Organizo e divulgo, aqui, no blogue, algum do meu acervo.Quadros, esculturas, pintura, manuscritos, postais, fotografias, entre outros objetos. Preservo livros, revistas e papéis de valor. Separo, guardo, e deles obtenho informações. No que respeita às antiguidades procuro ser um colecionador e estudioso do passado.

25/05/2026

O MODO DE PRODUÇÃO ASIÁTICO

 

Autor. C.E.R.M. (Centro de Estudos e de Pesquisas Marxistas)

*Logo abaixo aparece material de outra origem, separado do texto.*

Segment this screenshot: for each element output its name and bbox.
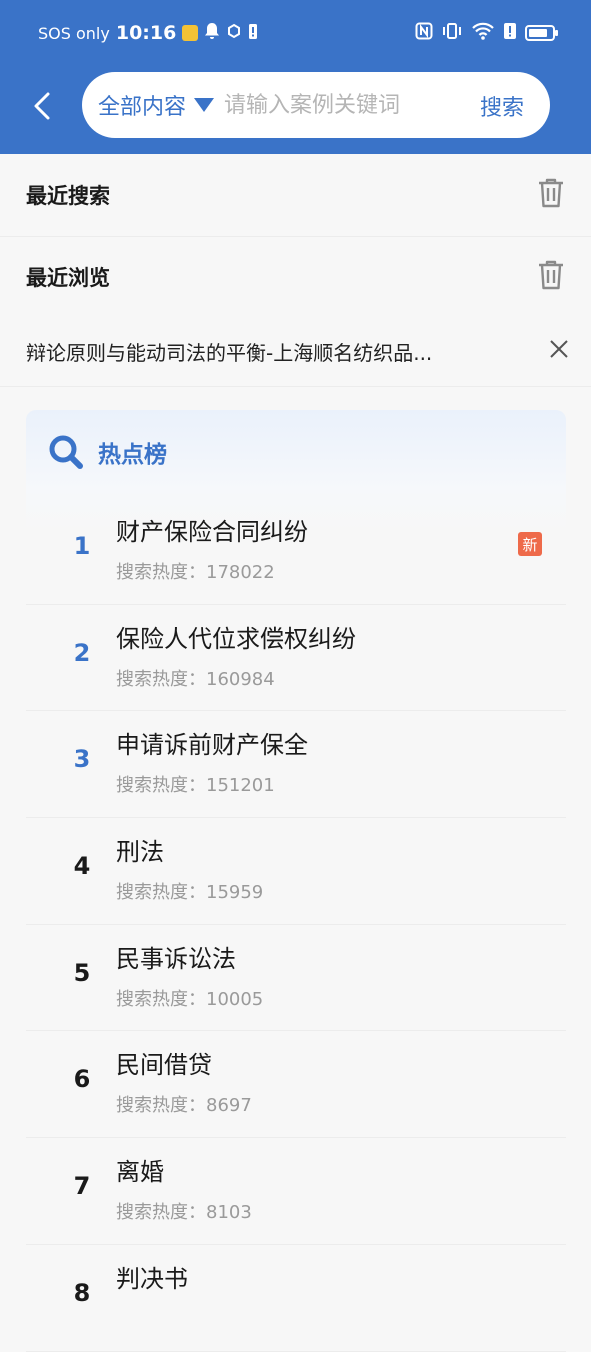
clock: 10:16	[115, 22, 177, 44]
hot-item-name: 离婚	[116, 1158, 164, 1187]
hot-list-item[interactable]: 6 民间借贷 搜索热度：8697	[26, 1031, 566, 1139]
rank-number: 7	[73, 1172, 91, 1201]
chevron-left-icon	[34, 92, 50, 120]
clear-recent-browse-button[interactable]	[537, 259, 565, 295]
search-box: 全部内容 搜索	[82, 72, 550, 138]
rank-number: 2	[73, 638, 91, 667]
search-icon	[49, 435, 83, 469]
recent-browse-item[interactable]: 辩论原则与能动司法的平衡-上海顺名纺织品...	[0, 318, 591, 384]
hot-list-item[interactable]: 4 刑法 搜索热度：15959	[26, 818, 566, 925]
rank-number: 8	[73, 1278, 91, 1307]
trash-icon	[539, 260, 563, 290]
search-input[interactable]	[224, 92, 453, 118]
hot-list-item[interactable]: 8 判决书	[26, 1245, 566, 1352]
notification-app-icon	[182, 25, 199, 41]
rank-number: 3	[73, 745, 91, 774]
hot-list-item[interactable]: 5 民事诉讼法 搜索热度：10005	[26, 925, 566, 1032]
hot-item-name: 申请诉前财产保全	[116, 731, 308, 760]
recent-browse-title: 最近浏览	[26, 266, 110, 290]
rank-number: 5	[73, 958, 91, 987]
hot-list-item[interactable]: 7 离婚 搜索热度：8103	[26, 1138, 566, 1245]
hot-list-item[interactable]: 1 财产保险合同纠纷 搜索热度：178022 新	[26, 498, 566, 605]
recent-browse-item-text: 辩论原则与能动司法的平衡-上海顺名纺织品...	[26, 340, 433, 365]
hot-item-heat: 搜索热度：10005	[116, 988, 264, 1010]
signal-alert-icon	[503, 22, 517, 44]
rank-number: 1	[73, 532, 91, 560]
hot-list-title: 热点榜	[98, 442, 167, 468]
hot-item-heat: 搜索热度：151201	[116, 775, 275, 797]
carrier-text: SOS only	[38, 23, 110, 43]
hot-list-item[interactable]: 2 保险人代位求偿权纠纷 搜索热度：160984	[26, 605, 566, 712]
back-button[interactable]	[24, 82, 60, 130]
hot-item-heat: 搜索热度：8697	[116, 1095, 252, 1117]
caret-down-icon	[194, 98, 215, 112]
trash-icon	[539, 178, 563, 208]
recent-browse-section: 最近浏览	[0, 236, 591, 318]
nfc-icon	[415, 22, 433, 44]
status-bar: SOS only 10:16	[0, 0, 591, 66]
hot-item-name: 财产保险合同纠纷	[116, 518, 308, 546]
app-header: SOS only 10:16 全部内容 请输入案例关键词 搜索	[0, 0, 591, 154]
hot-item-name: 判决书	[116, 1264, 188, 1293]
search-button[interactable]: 搜索	[480, 90, 524, 122]
hot-item-heat: 搜索热度：15959	[116, 882, 264, 904]
hot-item-name: 民事诉讼法	[116, 944, 236, 973]
hot-item-heat: 搜索热度：178022	[116, 562, 275, 583]
hot-item-heat: 搜索热度：160984	[116, 668, 275, 690]
vibrate-icon	[441, 22, 463, 44]
new-badge: 新	[518, 532, 542, 556]
recent-search-section: 最近搜索	[0, 154, 591, 236]
recent-search-title: 最近搜索	[26, 184, 110, 208]
hot-list: 1 财产保险合同纠纷 搜索热度：178022 新 2 保险人代位求偿权纠纷 搜索…	[26, 498, 566, 1352]
rank-number: 4	[73, 852, 91, 881]
hot-item-name: 保险人代位求偿权纠纷	[116, 624, 356, 653]
battery-icon	[525, 25, 558, 41]
close-icon	[550, 340, 568, 358]
divider	[0, 386, 591, 387]
alert-battery-icon	[248, 22, 258, 44]
search-scope-dropdown[interactable]: 全部内容	[98, 89, 215, 121]
hot-list-card: 热点榜 1 财产保险合同纠纷 搜索热度：178022 新 2 保险人代位求偿权纠…	[26, 410, 566, 1352]
hot-item-name: 民间借贷	[116, 1051, 212, 1080]
wifi-icon	[471, 22, 495, 44]
rank-number: 6	[73, 1065, 91, 1094]
clear-recent-search-button[interactable]	[537, 177, 565, 213]
sync-icon	[226, 23, 242, 43]
remove-recent-item-button[interactable]	[549, 339, 569, 363]
hot-list-header: 热点榜	[48, 432, 167, 472]
search-scope-label: 全部内容	[98, 95, 187, 120]
bell-icon	[204, 22, 220, 44]
hot-list-item[interactable]: 3 申请诉前财产保全 搜索热度：151201	[26, 711, 566, 819]
hot-item-heat: 搜索热度：8103	[116, 1202, 252, 1224]
hot-item-name: 刑法	[116, 838, 164, 867]
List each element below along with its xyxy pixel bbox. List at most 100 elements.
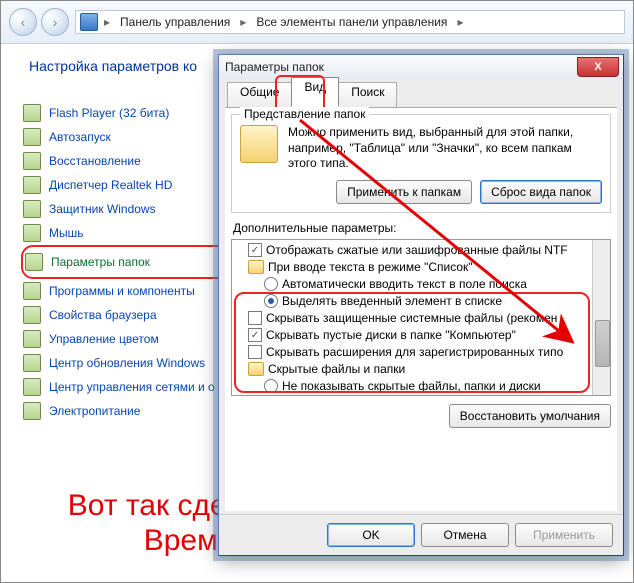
dialog-title-text: Параметры папок [225,60,324,74]
tree-row-label: Отображать сжатые или зашифрованные файл… [266,242,568,259]
sidebar-item[interactable]: Управление цветом [21,327,251,351]
item-icon [23,402,41,420]
nav-back-button[interactable]: ‹ [9,8,37,36]
cancel-button[interactable]: Отмена [421,523,509,547]
sidebar-item-label: Электропитание [49,404,140,418]
tree-content[interactable]: ✓ Отображать сжатые или зашифрованные фай… [232,240,593,395]
item-icon [23,378,41,396]
scrollbar[interactable] [592,240,610,395]
sidebar-item-label: Центр управления сетями и о [49,380,215,394]
checkbox[interactable]: ✓ [248,243,262,257]
sidebar-item[interactable]: Диспетчер Realtek HD [21,173,251,197]
tree-row[interactable]: Не показывать скрытые файлы, папки и дис… [234,378,591,395]
sidebar-item[interactable]: Защитник Windows [21,197,251,221]
dialog-body: Представление папок Можно применить вид,… [225,107,617,511]
sidebar-item-label: Свойства браузера [49,308,157,322]
breadcrumb-item[interactable]: Все элементы панели управления [252,13,451,31]
sidebar-item-label: Мышь [49,226,84,240]
sidebar-item[interactable]: Flash Player (32 бита) [21,101,251,125]
tree-row[interactable]: ✓ Отображать сжатые или зашифрованные фай… [234,242,591,259]
checkbox[interactable] [248,311,262,325]
control-panel-items: Flash Player (32 бита) Автозапуск Восстано… [21,101,251,423]
sidebar-item[interactable]: Свойства браузера [21,303,251,327]
sidebar-item-label: Защитник Windows [49,202,156,216]
dialog-titlebar[interactable]: Параметры папок X [219,55,623,79]
tree-row[interactable]: При вводе текста в режиме "Список" [234,259,591,276]
tree-row[interactable]: Скрывать защищенные системные файлы (рек… [234,310,591,327]
nav-forward-button[interactable]: › [41,8,69,36]
tree-row-label: Скрывать пустые диски в папке "Компьютер… [266,327,516,344]
sidebar-item[interactable]: Центр управления сетями и о [21,375,251,399]
sidebar-item-label: Управление цветом [49,332,159,346]
chevron-right-icon: ▸ [455,15,465,29]
scrollbar-thumb[interactable] [595,320,610,367]
advanced-settings-tree: ✓ Отображать сжатые или зашифрованные фай… [231,239,611,396]
sidebar-item-label: Диспетчер Realtek HD [49,178,172,192]
chevron-right-icon: ▸ [238,15,248,29]
item-icon [23,104,41,122]
checkbox[interactable]: ✓ [248,328,262,342]
radio[interactable] [264,294,278,308]
sidebar-item-label: Восстановление [49,154,141,168]
folder-icon [240,125,278,163]
topbar: ‹ › ▸ Панель управления ▸ Все элементы п… [1,1,633,44]
item-icon [23,128,41,146]
radio[interactable] [264,277,278,291]
chevron-right-icon: ▸ [102,15,112,29]
apply-button[interactable]: Применить [515,523,613,547]
dialog-buttons: OK Отмена Применить [219,514,623,555]
item-icon [23,176,41,194]
folder-options-dialog: Параметры папок X Общие Вид Поиск Предст… [218,54,624,556]
sidebar-item-label: Автозапуск [49,130,111,144]
item-icon [23,306,41,324]
radio[interactable] [264,379,278,393]
tree-row[interactable]: ✓ Скрывать пустые диски в папке "Компьюте… [234,327,591,344]
tree-row-label: Выделять введенный элемент в списке [282,293,502,310]
nav-buttons: ‹ › [9,8,69,36]
breadcrumb-item[interactable]: Панель управления [116,13,234,31]
reset-folders-button[interactable]: Сброс вида папок [480,180,602,204]
advanced-settings-label: Дополнительные параметры: [233,221,611,235]
tree-row-label: Автоматически вводить текст в поле поиск… [282,276,527,293]
tree-row-label: Скрывать защищенные системные файлы (рек… [266,310,557,327]
folder-icon [248,260,264,274]
apply-to-folders-button[interactable]: Применить к папкам [336,180,472,204]
sidebar-item[interactable]: Электропитание [21,399,251,423]
item-icon [23,152,41,170]
sidebar-item-label: Flash Player (32 бита) [49,106,169,120]
item-icon [23,282,41,300]
group-label: Представление папок [240,107,369,121]
tree-row-label: Не показывать скрытые файлы, папки и дис… [282,378,541,395]
sidebar-item[interactable]: Параметры папок [21,245,251,279]
tab-general[interactable]: Общие [227,82,292,107]
sidebar-item[interactable]: Автозапуск [21,125,251,149]
tree-row[interactable]: Скрытые файлы и папки [234,361,591,378]
item-icon [23,330,41,348]
ok-button[interactable]: OK [327,523,415,547]
sidebar-item-label: Параметры папок [51,255,150,269]
folder-views-text: Можно применить вид, выбранный для этой … [288,125,602,172]
tree-row[interactable]: Скрывать расширения для зарегистрированн… [234,344,591,361]
tree-row[interactable]: Выделять введенный элемент в списке [234,293,591,310]
tree-row-label: Скрывать расширения для зарегистрированн… [266,344,563,361]
folder-icon [248,362,264,376]
sidebar-item-label: Программы и компоненты [49,284,195,298]
item-icon [23,354,41,372]
close-button[interactable]: X [577,57,619,77]
sidebar-item[interactable]: Программы и компоненты [21,279,251,303]
item-icon [23,200,41,218]
tree-row-label: Скрытые файлы и папки [268,361,405,378]
checkbox[interactable] [248,345,262,359]
tree-row-label: При вводе текста в режиме "Список" [268,259,473,276]
tree-row[interactable]: Автоматически вводить текст в поле поиск… [234,276,591,293]
item-icon [23,224,41,242]
sidebar-item[interactable]: Мышь [21,221,251,245]
tab-search[interactable]: Поиск [338,82,397,107]
sidebar-item[interactable]: Восстановление [21,149,251,173]
sidebar-item-label: Центр обновления Windows [49,356,205,370]
restore-defaults-button[interactable]: Восстановить умолчания [449,404,611,428]
sidebar-item[interactable]: Центр обновления Windows [21,351,251,375]
tab-view[interactable]: Вид [291,77,339,107]
tabs: Общие Вид Поиск [219,79,623,107]
address-bar[interactable]: ▸ Панель управления ▸ Все элементы панел… [75,10,625,34]
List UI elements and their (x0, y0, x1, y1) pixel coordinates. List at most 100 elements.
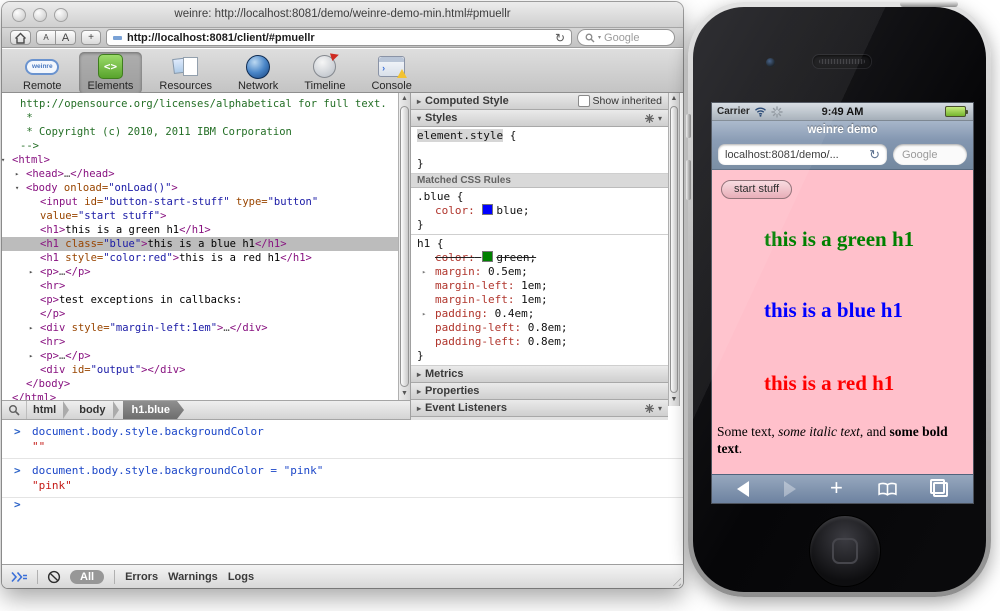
dom-tree-line[interactable]: ▾<body onload="onLoad()"> (2, 181, 398, 195)
dom-tree-line[interactable]: <h1>this is a green h1</h1> (2, 223, 398, 237)
add-icon[interactable]: + (830, 477, 843, 499)
collapse-icon[interactable]: ▾ (2, 153, 5, 167)
dom-tree-line[interactable]: </html> (2, 391, 398, 400)
volume-button[interactable] (686, 160, 691, 200)
css-declaration[interactable]: color: green; (411, 251, 668, 265)
show-inherited-checkbox[interactable] (578, 95, 590, 107)
tab-elements[interactable]: <> Elements (79, 52, 143, 94)
minimize-button[interactable] (33, 8, 47, 22)
console-prompt-row[interactable]: > (2, 498, 683, 521)
font-smaller-button[interactable]: A (36, 30, 56, 45)
dom-tree-line[interactable]: <h1 style="color:red">this is a red h1</… (2, 251, 398, 265)
home-button[interactable] (10, 30, 31, 45)
css-declaration[interactable]: padding-left: 0.8em; (411, 321, 668, 335)
new-tab-button[interactable]: + (81, 30, 101, 45)
scrollbar-thumb[interactable] (670, 106, 678, 393)
close-button[interactable] (12, 8, 26, 22)
filter-all[interactable]: All (70, 570, 104, 584)
reload-icon[interactable]: ↻ (555, 32, 565, 44)
gear-icon[interactable] (644, 113, 655, 124)
filter-errors[interactable]: Errors (125, 571, 158, 583)
event-listeners-section[interactable]: ▸ Event Listeners ▾ (411, 400, 668, 417)
home-button[interactable] (809, 515, 881, 587)
expand-icon[interactable]: ▸ (15, 167, 19, 181)
scroll-up-icon[interactable]: ▲ (669, 93, 679, 105)
scroll-down-icon[interactable]: ▼ (669, 394, 679, 406)
dom-tree-line[interactable]: ▾<html> (2, 153, 398, 167)
dom-tree-line[interactable]: </p> (2, 307, 398, 321)
expand-icon[interactable]: ▸ (422, 265, 426, 279)
expand-icon[interactable]: ▸ (29, 265, 33, 279)
breadcrumb-item-body[interactable]: body (73, 401, 111, 419)
breadcrumb-item-html[interactable]: html (27, 401, 62, 419)
dom-tree-line[interactable]: ▸<div style="margin-left:1em">…</div> (2, 321, 398, 335)
css-declaration[interactable]: ▸padding: 0.4em; (411, 307, 668, 321)
expand-icon[interactable]: ▸ (417, 97, 421, 106)
dom-tree-line[interactable]: <h1 class="blue">this is a blue h1</h1> (2, 237, 398, 251)
dom-tree-line[interactable]: </body> (2, 377, 398, 391)
phone-address-bar[interactable]: localhost:8081/demo/... ↻ (718, 144, 887, 165)
expand-icon[interactable]: ▸ (417, 387, 421, 396)
reload-icon[interactable]: ↻ (869, 149, 880, 161)
forward-icon[interactable] (784, 481, 796, 497)
element-style-rule[interactable]: element.style { } (411, 127, 668, 174)
phone-search-input[interactable]: Google (893, 144, 967, 165)
collapse-icon[interactable]: ▾ (15, 181, 19, 195)
tab-timeline[interactable]: Timeline (295, 52, 354, 94)
address-bar[interactable]: http://localhost:8081/client/#pmuellr ↻ (106, 29, 572, 46)
search-icon[interactable] (8, 404, 20, 416)
css-declaration[interactable]: margin-left: 1em; (411, 279, 668, 293)
sidebar-scrollbar[interactable]: ▲ ▼ (668, 93, 680, 406)
start-stuff-button[interactable]: start stuff (721, 180, 792, 199)
scrollbar-thumb[interactable] (400, 106, 409, 387)
dom-tree-line[interactable]: <hr> (2, 279, 398, 293)
tab-network[interactable]: Network (229, 52, 287, 94)
dom-tree-line[interactable]: ▸<p>…</p> (2, 349, 398, 363)
scroll-down-icon[interactable]: ▼ (399, 388, 410, 400)
metrics-section[interactable]: ▸ Metrics (411, 366, 668, 383)
dom-tree-line[interactable]: ▸<p>…</p> (2, 265, 398, 279)
mute-switch[interactable] (686, 114, 691, 138)
dom-tree-line[interactable]: <p>test exceptions in callbacks: (2, 293, 398, 307)
scroll-up-icon[interactable]: ▲ (399, 93, 410, 105)
filter-warnings[interactable]: Warnings (168, 571, 218, 583)
pages-icon[interactable] (933, 482, 948, 497)
expand-icon[interactable]: ▸ (417, 404, 421, 413)
rule-selector[interactable]: h1 { (411, 237, 668, 251)
clear-console-icon[interactable] (47, 570, 61, 584)
dom-tree-line[interactable]: * (2, 111, 398, 125)
gear-icon[interactable] (644, 403, 655, 414)
tab-remote[interactable]: weinre Remote (14, 52, 71, 94)
properties-section[interactable]: ▸ Properties (411, 383, 668, 400)
styles-section[interactable]: ▾ Styles ▾ (411, 110, 668, 127)
dom-tree-line[interactable]: <hr> (2, 335, 398, 349)
expand-icon[interactable]: ▸ (29, 349, 33, 363)
dom-tree-line[interactable]: <input id="button-start-stuff" type="but… (2, 195, 398, 223)
filter-logs[interactable]: Logs (228, 571, 254, 583)
tree-scrollbar[interactable]: ▲ ▼ (398, 93, 410, 400)
dom-tree-line[interactable]: http://opensource.org/licenses/alphabeti… (2, 97, 398, 111)
resize-grip[interactable] (669, 574, 681, 586)
rule-selector[interactable]: element.style (417, 129, 503, 142)
css-declaration[interactable]: padding-left: 0.8em; (411, 335, 668, 349)
expand-icon[interactable]: ▸ (422, 307, 426, 321)
breadcrumb-item-h1.blue[interactable]: h1.blue (123, 401, 185, 419)
collapse-icon[interactable]: ▾ (417, 114, 421, 123)
tab-console[interactable]: › Console (362, 52, 420, 94)
css-declaration[interactable]: ▸margin: 0.5em; (411, 265, 668, 279)
dom-tree-line[interactable]: ▸<head>…</head> (2, 167, 398, 181)
window-titlebar[interactable]: weinre: http://localhost:8081/demo/weinr… (2, 2, 683, 28)
console-toggle-icon[interactable] (11, 571, 28, 583)
expand-icon[interactable]: ▸ (417, 370, 421, 379)
rule-selector[interactable]: .blue { (411, 190, 668, 204)
search-input[interactable]: ▾ Google (577, 29, 675, 46)
dom-tree-line[interactable]: --> (2, 139, 398, 153)
dom-tree-line[interactable]: <div id="output"></div> (2, 363, 398, 377)
back-icon[interactable] (737, 481, 749, 497)
css-declaration[interactable]: margin-left: 1em; (411, 293, 668, 307)
computed-style-section[interactable]: ▸ Computed Style Show inherited (411, 93, 668, 110)
expand-icon[interactable]: ▸ (29, 321, 33, 335)
css-declaration[interactable]: color: blue; (411, 204, 668, 218)
bookmarks-icon[interactable] (877, 482, 898, 497)
font-larger-button[interactable]: A (56, 30, 76, 45)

 1ª Edição. 27 de Fevereiro de 1974

Seara Nova - Lisboa 

Esta recolha de textos, não inclui o trabalho de Ferenc Tokei ( La Pensée. nº 114, Abril de 1964, p p. 7-32 ) que constitui parte de um trabalho mais vasto publicado em França sob o título. " Sur le mode de production asiatique ", Budapeste. Akademial kiado. 1966 

Colecção. Universidade livre. 

Edições Serara Nova. Ano de 1974 


O Modo de Produção Asiático é um sistema socioeconómico da Antiguidade baseado na agricultura irrigada, dependente de grandes obras estatais (sociedades hidráulicas). Caracteriza-se pela ausência de propriedade privada, onde o Estado (controlado por reis teocráticos) é dono das terras e explora a mão de obra de camponeses em regime de servidão coletiva.
 Origem e Sociedades Hidráulicas
O termo foi formulado pelo filósofo Karl Marx para descrever as primeiras civilizações estatais que surgiram nas margens de grandes rios, onde o clima árido exigia controle rigoroso da água. Exemplos notáveis incluem:
  • Egito Antigo: ao longo do Rio Nilo.
  • Mesopotâmia: entre os rios Tigre e Eufrates.
  • Índia: vales dos rios Indo e Ganges.
  • China: bacia do Rio Amarelo.
Estrutura Política e Social
  • Estado Teocrático e Despótico: O poder estava centralizado nas mãos de um líder (como o faraó no Egito) considerado um deus ou representante divino. O governo era absolutista, sem espaço para contestações. 
  • Sociedade Estamental: ( A a palavra “estamento” vem de “estado” ou “status”. Esse conceito descreve geralmente a Idade Média e a organização feudal na Europa) A mobilidade social era inexistente ou muito restrita. A pirâmide social era encabeçada pelo monarca, seguida por nobres, sacerdotes, burocratas (escribas), guerreiros, comerciantes, camponeses e, em menor escala, escravos.
Economia e Trabalho
  • Propriedade Estatal: A terra não pertencia a indivíduos, mas sim ao Estado.
  • Servidão Coletiva: A principal base de trabalho não era a escravidão (como na Grécia ou Roma), mas sim a servidão coletiva. Os camponeses trabalhavam nas terras do Estado e, durante o período de cheia dos rios, eram obrigados a realizar obras públicas (canais, diques e pirâmides).
  • Pagamento de Tributos: Os trabalhadores entregavam parte significativa da sua colheita como forma de imposto, chamado de corveia real. 
 Dinâmica e Redistribuição
Todo o excedente produzido e arrecadado pelo Estado era centralizado e armazenado. Essa reserva servia para manter a burocracia (sacerdotes, exército e funcionários públicos) e garantir a sobrevivência da população durante períodos de seca ou fome. O comércio era fortemente controlado pelo Estado e voltado para a importação de artigos de luxo.